The rain let up for several seconds and she made a mad dash to the back door of the showroom, unable to avoid splashing through a large puddle that had gathered directly behind her car. With soggy feet, she carefully crossed the tile floor of the showroom, where Marco Gonzalez, her VW sales manager, had arranged their flashiest lineup—the CC, which was Volkswagen’s largest sedan, the Beetle convertible, the SUV Taureg, and…a minivan?

“Hey, Anna.” Marco greeted her with a broad smile. With his short dark hair and brown eyes, he cut a handsome figure in his starched white shirt and striped BMW tie. He set the perfect example of professionalism for his sales staff with his appearance, expertise and friendly manner, and Anna often imagined Andy would develop that same look when he got older. Marco was only thirty-four years old, but he had grown quickly into his job soon after Anna acquired the dealership and ushered the rude, lazy Tommy Russell out the door. She had been impressed with Marco’s enthusiasm and passion for cars, and especially by his hunger to learn everything he could about the car business.

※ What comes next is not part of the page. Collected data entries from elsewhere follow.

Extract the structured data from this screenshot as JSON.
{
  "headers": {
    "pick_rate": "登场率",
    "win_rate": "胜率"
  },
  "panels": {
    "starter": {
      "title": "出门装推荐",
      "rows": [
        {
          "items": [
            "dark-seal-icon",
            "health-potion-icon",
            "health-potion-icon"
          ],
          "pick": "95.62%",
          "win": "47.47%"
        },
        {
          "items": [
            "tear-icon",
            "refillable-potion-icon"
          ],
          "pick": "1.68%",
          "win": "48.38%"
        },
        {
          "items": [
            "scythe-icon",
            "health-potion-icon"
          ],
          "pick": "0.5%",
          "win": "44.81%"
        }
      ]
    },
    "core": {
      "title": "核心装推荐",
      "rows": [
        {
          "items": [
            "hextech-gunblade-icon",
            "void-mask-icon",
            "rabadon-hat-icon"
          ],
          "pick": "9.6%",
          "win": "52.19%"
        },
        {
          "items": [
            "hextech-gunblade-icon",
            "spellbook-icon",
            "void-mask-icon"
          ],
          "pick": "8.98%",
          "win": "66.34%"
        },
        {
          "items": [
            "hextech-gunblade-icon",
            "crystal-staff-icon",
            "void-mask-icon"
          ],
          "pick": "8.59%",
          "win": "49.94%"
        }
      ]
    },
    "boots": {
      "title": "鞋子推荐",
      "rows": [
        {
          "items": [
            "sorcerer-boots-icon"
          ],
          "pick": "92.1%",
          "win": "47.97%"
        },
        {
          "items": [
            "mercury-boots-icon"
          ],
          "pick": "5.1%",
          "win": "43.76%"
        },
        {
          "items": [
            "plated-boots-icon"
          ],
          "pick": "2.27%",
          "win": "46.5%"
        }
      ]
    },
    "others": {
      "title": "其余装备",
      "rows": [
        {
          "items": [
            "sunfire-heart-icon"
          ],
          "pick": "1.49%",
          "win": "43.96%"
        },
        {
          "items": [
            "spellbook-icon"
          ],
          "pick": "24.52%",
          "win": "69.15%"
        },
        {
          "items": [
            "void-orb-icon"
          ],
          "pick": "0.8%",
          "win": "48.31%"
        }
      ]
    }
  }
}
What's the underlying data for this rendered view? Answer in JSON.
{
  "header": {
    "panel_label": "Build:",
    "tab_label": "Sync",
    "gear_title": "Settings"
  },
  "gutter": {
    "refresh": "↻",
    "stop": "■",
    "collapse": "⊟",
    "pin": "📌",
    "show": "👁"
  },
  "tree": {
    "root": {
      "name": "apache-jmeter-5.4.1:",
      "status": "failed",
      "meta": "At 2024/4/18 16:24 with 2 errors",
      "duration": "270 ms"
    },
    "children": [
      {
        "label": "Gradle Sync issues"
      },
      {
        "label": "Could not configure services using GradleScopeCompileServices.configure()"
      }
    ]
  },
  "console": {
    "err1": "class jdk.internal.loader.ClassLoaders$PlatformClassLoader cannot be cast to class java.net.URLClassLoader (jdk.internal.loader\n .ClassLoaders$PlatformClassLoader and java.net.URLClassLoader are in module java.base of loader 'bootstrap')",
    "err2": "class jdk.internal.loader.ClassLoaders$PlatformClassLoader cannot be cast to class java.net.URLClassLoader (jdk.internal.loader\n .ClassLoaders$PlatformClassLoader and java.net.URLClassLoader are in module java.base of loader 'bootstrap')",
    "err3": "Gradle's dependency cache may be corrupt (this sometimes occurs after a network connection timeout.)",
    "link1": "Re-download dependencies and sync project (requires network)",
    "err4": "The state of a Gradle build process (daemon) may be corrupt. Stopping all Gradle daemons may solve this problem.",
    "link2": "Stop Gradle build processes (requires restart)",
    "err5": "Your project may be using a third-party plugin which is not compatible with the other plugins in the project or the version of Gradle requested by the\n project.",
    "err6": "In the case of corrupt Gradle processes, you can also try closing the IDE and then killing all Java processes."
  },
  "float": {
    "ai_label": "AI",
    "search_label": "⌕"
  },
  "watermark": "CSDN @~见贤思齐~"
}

For the past three years he had matured under her father’s tutelage, and now it was time to move him up.

“Marco, what’s this?” she asked, gesturing toward a white Routan, Volkswagen’s seven-passenger minivan. “Since when do we park minivans in the showroom?”

“Since this is the vehicle more people want to see and they don’t want to get wet looking at it.”

“People are buying these?” She poked her head in through the open side door and looked around. “You could carry a whole soccer team in here.”

“That’s the idea. Families like them because the kids can spread out. Look.” He pressed a button on the rear console and a screen lowered just behind the front seats. “Just load a favorite movie right here and all the kicking and whining stops. My wife and I are thinking about getting one too.”

“Why? You only have two kids. You could go anywhere in the CC, or you could get one of the SUVs. You like driving too much to get a minivan. They’re so…pedestrian.” Which was another way of saying she would rather walk.

“Maybe, but to quote Lourdes, ‘Not everything is about me,’” he said with a laugh. “She likes the idea of giving the kids their own space so they won’t be picking at each other all the time. Plus, she can carpool two more kids, which means she won’t have to drive as often. I’m sold on it. We’re just waiting for a red one with all the features we want.”